Il faut vraiment être le plus irréductible des suiveurs de tendance et faire aveuglément confiance à un automate de passation d’ordres à la milliseconde pour ne pas se préoccuper de la notion de valeur relative du portefeuille… de la soutenabilité des niveaux de cours… ou encore de la déconnexion de la hausse par rapport au rythme réel d’amélioration de l’environnement économique.

▪ Mais tout ce que nous avons décrit plus haut dépasse tellement l’entendement (le nôtre, en tous cas !) qu’il faut bien envisager que les day traders font la tendance en se jurant de la suivre quelles que soient les circonstances. Ils ont totalement omis d’intégrer dans les modèles mathématiques dont sont gavés leurs logiciels de trading les risques d’éclatement de la bulle obligataire, le dernier exemple remontant en effet à janvier 1994.

C’est un précédent fort lointain et « non probant » (irrelevant, diraient nos amis anglo-saxons), puisque les banques centrales resserraient le loyer de l’argent au lieu de promettre des liquidités éternellement gratuites.

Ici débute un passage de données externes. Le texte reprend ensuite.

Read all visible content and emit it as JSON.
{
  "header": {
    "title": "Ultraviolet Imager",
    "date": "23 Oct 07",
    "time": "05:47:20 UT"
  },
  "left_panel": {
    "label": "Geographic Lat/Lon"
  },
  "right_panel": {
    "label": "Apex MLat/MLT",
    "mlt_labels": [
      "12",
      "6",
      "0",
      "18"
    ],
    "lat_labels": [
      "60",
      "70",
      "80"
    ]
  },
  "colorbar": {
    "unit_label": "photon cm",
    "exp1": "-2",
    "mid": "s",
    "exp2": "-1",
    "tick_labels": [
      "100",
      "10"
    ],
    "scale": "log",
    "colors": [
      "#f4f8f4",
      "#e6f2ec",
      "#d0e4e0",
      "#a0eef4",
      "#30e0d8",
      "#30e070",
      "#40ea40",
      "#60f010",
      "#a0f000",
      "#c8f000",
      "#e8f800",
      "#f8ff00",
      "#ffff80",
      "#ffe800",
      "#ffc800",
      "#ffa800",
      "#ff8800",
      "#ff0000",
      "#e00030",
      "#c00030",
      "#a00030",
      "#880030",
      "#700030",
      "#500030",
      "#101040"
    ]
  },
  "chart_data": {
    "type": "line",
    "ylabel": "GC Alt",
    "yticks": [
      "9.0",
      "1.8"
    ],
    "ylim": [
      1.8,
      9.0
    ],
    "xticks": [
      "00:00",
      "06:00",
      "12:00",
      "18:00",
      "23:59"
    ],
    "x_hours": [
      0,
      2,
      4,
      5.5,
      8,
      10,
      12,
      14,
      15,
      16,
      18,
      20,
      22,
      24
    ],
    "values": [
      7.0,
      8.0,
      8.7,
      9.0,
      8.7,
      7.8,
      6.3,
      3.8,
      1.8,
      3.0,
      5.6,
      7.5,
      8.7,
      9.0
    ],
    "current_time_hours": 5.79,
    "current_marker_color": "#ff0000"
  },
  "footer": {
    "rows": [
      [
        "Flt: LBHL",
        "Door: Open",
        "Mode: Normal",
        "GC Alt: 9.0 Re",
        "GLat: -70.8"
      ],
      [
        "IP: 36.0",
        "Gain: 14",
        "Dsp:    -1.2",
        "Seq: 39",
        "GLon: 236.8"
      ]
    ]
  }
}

Elles n’avaient pas non plus dégradé leur bilan en y intégrant un millier de milliards de créances douteuses (comme la Fed depuis 2008).

Et nous voici replongés dans le même genre de processus technique absurde qu’en 2000 ou 2007 : puisque aucun krach des dot.com ou des subprime n’a jamais été observé, il ne saurait être modélisé et inclus comme un motif de limitation des effets de levier.

▪ Pour résumer l’état d’esprit du moment, nous vous livrons ce pur joyau de la pensée unique. Il illuminera votre compréhension du pourquoi et du comment de la hausse qui propulse le S&P vers 1 210 points et lamine le VIX de 15,50%.

Nous retranscrivons sans y retrancher une virgule l’interview accordée par le senior strategist du Credit Suisse Bob Parker aux journalistes de CNBC. Accrochez-vous, ça décoiffe !

« Je ne peux imaginer à l’heure actuelle aucune raison qui motiverait un pullback des marchés ».

« Si vous regardez ce qui va se passer au cours des prochains mois, attendez-vous à des chiffres économiques très forts » (tout le contraire de ce que pronostiquent Ben Bernanke et Dominique Strauss-Kahn… mais ils ne savent pas lire l’avenir comme Bob Parker, pardonnez-leur, NDLR).

« Les profits des entreprises vont continuer d’accélérer à un rythme annuel de 20% dans les pays développés au cours des deux prochaines années » (avec des consommateurs pressurés d’impôts et des salaires bloqués, cela tombe sous le sens, NDLR).

« Les motifs de modération de la hausse sont désormais bien intégrés dans les cours, aussi bien les difficultés de refinancement des Etats que le resserrement de la politique monétaire chinoise » (et Pékin n’est certainement pas confronté à un scénario de bulle du crédit à la japonaise, NDLR).

A tous ceux qui écarquillent les yeux devant des affirmations aussi péremptoires et d’une subjectivité totale, nous disons « prenez garde ».

Votre scepticisme face au dogme haussier risque de vous interdire à tout jamais d’accéder au statut de grand stratège de banque avec salaire à sept chiffres, bonus pharaoniques, voyages en jet privé et admiration sans borne de l’élite de Wall Street !

Pour avoir osé douter de « ceux qui savent et le font savoir », vous ferez pénitence et copierez 100 fois cette quintessence absolue de la pensée économique : « je ne peux imaginer à l’heure actuelle aucune raison qui motiverait un pullback des marchés ».